The Groups’ intercompany transactions were not properly recorded and one related party had virtually unlimited access to the FTG.com trading platform and was not subject to the controls normally imposed on customers.

Ray’s comments in respect of the (lack of) financial and accounting systems suggests that the FTX Group did not (and probably could not) prepare statements of assets and liabilities and its financial data was largely incapable of being audited. The FTX Group from an accounting perspective was “flying blind” with no ability to accurately report its financial position.


Ray’s report confirms that the FTX Group did not employ sufficient experienced staff to ensure an appropriate level of digital asset management, information security and cyber security controls were in place.

Cryptocurrency was largely not held in cold wallets (not accessible online) and was therefore more susceptible to loss from hacking. Indeed on the day of Ray’s appointment some $US430 million was lost to a hacker.

Passwords and seed phrases for hot wallets were not maintained in a central register and many FTX Group employees had inappropriate levels of authority in respect of these access points.


These reasons for failure have presented Ray (and his team) with a unique set of challenges as they seek to determine the financial position of the FTX Group and to locate, secure and protect its assets for the benefit of creditors and investors.

The financial position will only be determined from a piecemeal forensic review of source documents and financial statements will need to be prepared effectively from the ground up.

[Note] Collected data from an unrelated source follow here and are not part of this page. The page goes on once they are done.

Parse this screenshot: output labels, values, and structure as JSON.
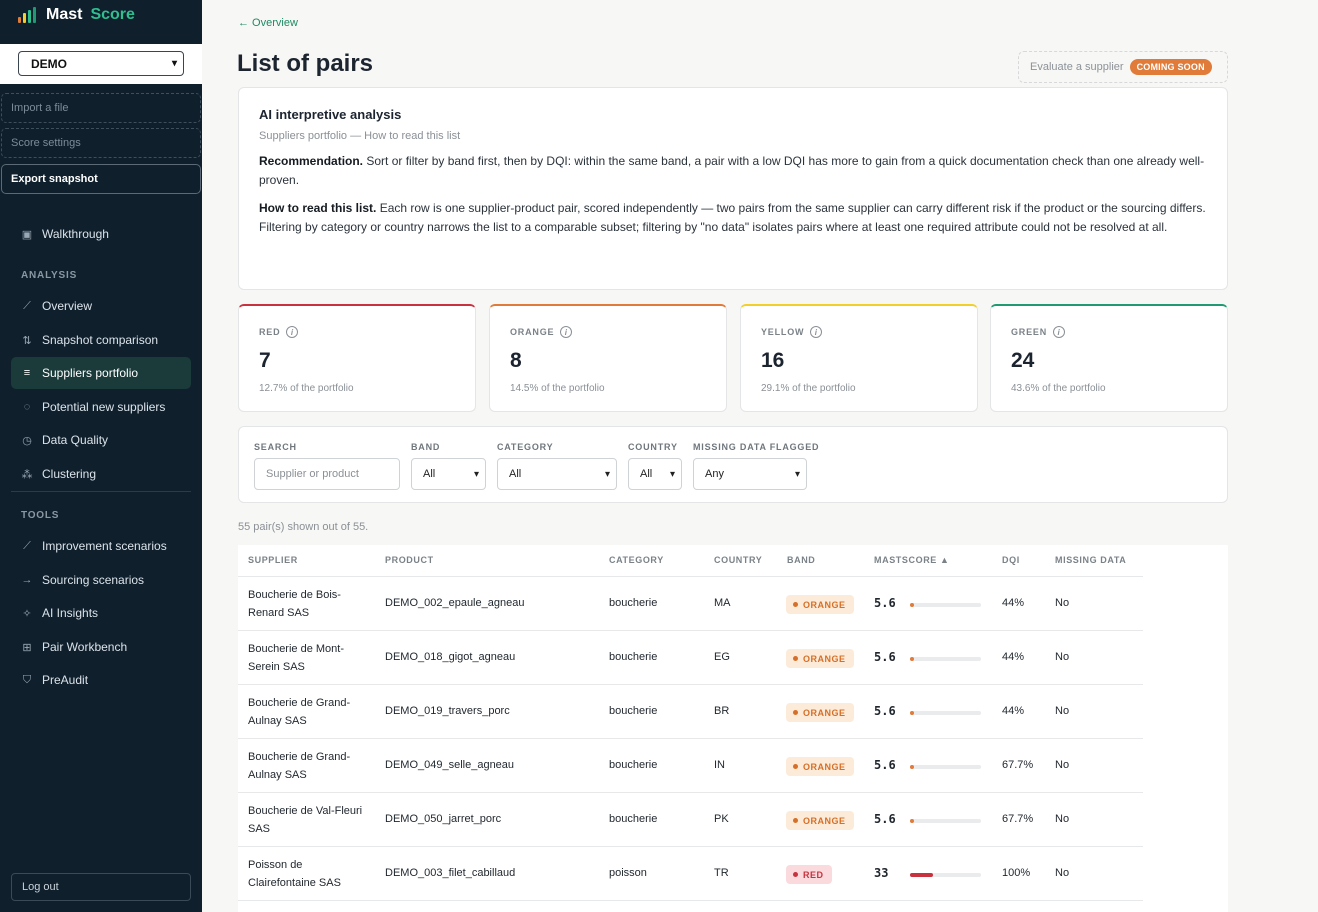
{
  "brand": {
    "name_part1": "Mast",
    "name_part2": "Score"
  },
  "workspace": {
    "selected": "DEMO"
  },
  "sidebar": {
    "import_label": "Import a file",
    "settings_label": "Score settings",
    "export_label": "Export snapshot",
    "walkthrough_label": "Walkthrough",
    "analysis_section": "ANALYSIS",
    "analysis_items": [
      {
        "label": "Overview",
        "icon": "chart-line-icon"
      },
      {
        "label": "Snapshot comparison",
        "icon": "compare-arrows-icon"
      },
      {
        "label": "Suppliers portfolio",
        "icon": "list-icon",
        "active": true
      },
      {
        "label": "Potential new suppliers",
        "icon": "target-icon"
      },
      {
        "label": "Data Quality",
        "icon": "clock-icon"
      },
      {
        "label": "Clustering",
        "icon": "cluster-icon"
      }
    ],
    "tools_section": "TOOLS",
    "tools_items": [
      {
        "label": "Improvement scenarios",
        "icon": "trend-up-icon"
      },
      {
        "label": "Sourcing scenarios",
        "icon": "arrow-right-icon"
      },
      {
        "label": "AI Insights",
        "icon": "sparkle-icon"
      },
      {
        "label": "Pair Workbench",
        "icon": "workbench-icon"
      },
      {
        "label": "PreAudit",
        "icon": "shield-check-icon"
      }
    ],
    "logout_label": "Log out"
  },
  "header": {
    "back_link": "← Overview",
    "page_title": "List of pairs",
    "evaluate_label": "Evaluate a supplier",
    "coming_soon": "COMING SOON"
  },
  "ai_card": {
    "title": "AI interpretive analysis",
    "subtitle": "Suppliers portfolio — How to read this list",
    "rec_label": "Recommendation.",
    "rec_text": " Sort or filter by band first, then by DQI: within the same band, a pair with a low DQI has more to gain from a quick documentation check than one already well-proven.",
    "how_label": "How to read this list.",
    "how_text": " Each row is one supplier-product pair, scored independently — two pairs from the same supplier can carry different risk if the product or the sourcing differs. Filtering by category or country narrows the list to a comparable subset; filtering by \"no data\" isolates pairs where at least one required attribute could not be resolved at all."
  },
  "bands": [
    {
      "label": "RED",
      "count": "7",
      "pct_text": "12.7% of the portfolio",
      "color": "#c8323e"
    },
    {
      "label": "ORANGE",
      "count": "8",
      "pct_text": "14.5% of the portfolio",
      "color": "#e07b39"
    },
    {
      "label": "YELLOW",
      "count": "16",
      "pct_text": "29.1% of the portfolio",
      "color": "#f2cf2b"
    },
    {
      "label": "GREEN",
      "count": "24",
      "pct_text": "43.6% of the portfolio",
      "color": "#1f9a73"
    }
  ],
  "filters": {
    "search_label": "SEARCH",
    "search_placeholder": "Supplier or product",
    "band_label": "BAND",
    "band_value": "All",
    "category_label": "CATEGORY",
    "category_value": "All",
    "country_label": "COUNTRY",
    "country_value": "All",
    "missing_label": "MISSING DATA FLAGGED",
    "missing_value": "Any"
  },
  "count_text": "55 pair(s) shown out of 55.",
  "table": {
    "headers": {
      "supplier": "SUPPLIER",
      "product": "PRODUCT",
      "category": "CATEGORY",
      "country": "COUNTRY",
      "band": "BAND",
      "mastscore": "MASTSCORE ▲",
      "dqi": "DQI",
      "missing": "MISSING DATA"
    },
    "rows": [
      {
        "supplier": "Boucherie de Bois-Renard SAS",
        "product": "DEMO_002_epaule_agneau",
        "category": "boucherie",
        "country": "MA",
        "band": "ORANGE",
        "score": "5.6",
        "score_fraction": 0.056,
        "dqi": "44%",
        "missing": "No"
      },
      {
        "supplier": "Boucherie de Mont-Serein SAS",
        "product": "DEMO_018_gigot_agneau",
        "category": "boucherie",
        "country": "EG",
        "band": "ORANGE",
        "score": "5.6",
        "score_fraction": 0.056,
        "dqi": "44%",
        "missing": "No"
      },
      {
        "supplier": "Boucherie de Grand-Aulnay SAS",
        "product": "DEMO_019_travers_porc",
        "category": "boucherie",
        "country": "BR",
        "band": "ORANGE",
        "score": "5.6",
        "score_fraction": 0.056,
        "dqi": "44%",
        "missing": "No"
      },
      {
        "supplier": "Boucherie de Grand-Aulnay SAS",
        "product": "DEMO_049_selle_agneau",
        "category": "boucherie",
        "country": "IN",
        "band": "ORANGE",
        "score": "5.6",
        "score_fraction": 0.056,
        "dqi": "67.7%",
        "missing": "No"
      },
      {
        "supplier": "Boucherie de Val-Fleuri SAS",
        "product": "DEMO_050_jarret_porc",
        "category": "boucherie",
        "country": "PK",
        "band": "ORANGE",
        "score": "5.6",
        "score_fraction": 0.056,
        "dqi": "67.7%",
        "missing": "No"
      },
      {
        "supplier": "Poisson de Clairefontaine SAS",
        "product": "DEMO_003_filet_cabillaud",
        "category": "poisson",
        "country": "TR",
        "band": "RED",
        "score": "33",
        "score_fraction": 0.33,
        "dqi": "100%",
        "missing": "No"
      }
    ]
  },
  "colors": {
    "orange": "#e07b39",
    "red": "#c8323e",
    "accent": "#1f8a63"
  }
}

The cost of this exercise is, as you would expect, eye watering. Reported costs of Ray and his team for their involvement thus far are said to exceed $US38 million.


FTX will be studied by insolvency students in the years ahead as a textbook case of business failure. It exhibits all the usual reasons for business failure including:

  • Inadequate and inexperienced management.
  • Poor, inadequate or non-existent financial and accounting systems.
  • An inability to produce accurate and timely financial information.
  • Not subjecting founders and related parties to the systems and controls placed on third party trading clients.
  • Poor or non-existent controls over assets including those held in custody for third parties.

It almost defies belief that with these systemic issues the FTX Group morphed into a cryptocurrency powerhouse with revenue of more than $US1 billion per year. One can only wonder at the due diligence conducted by counter parties who now find themselves as creditors of the FTX Group.

As Bitcoin passes $US30k and increasing government regulation likely it appears there are some interesting times ahead for the block chain industry.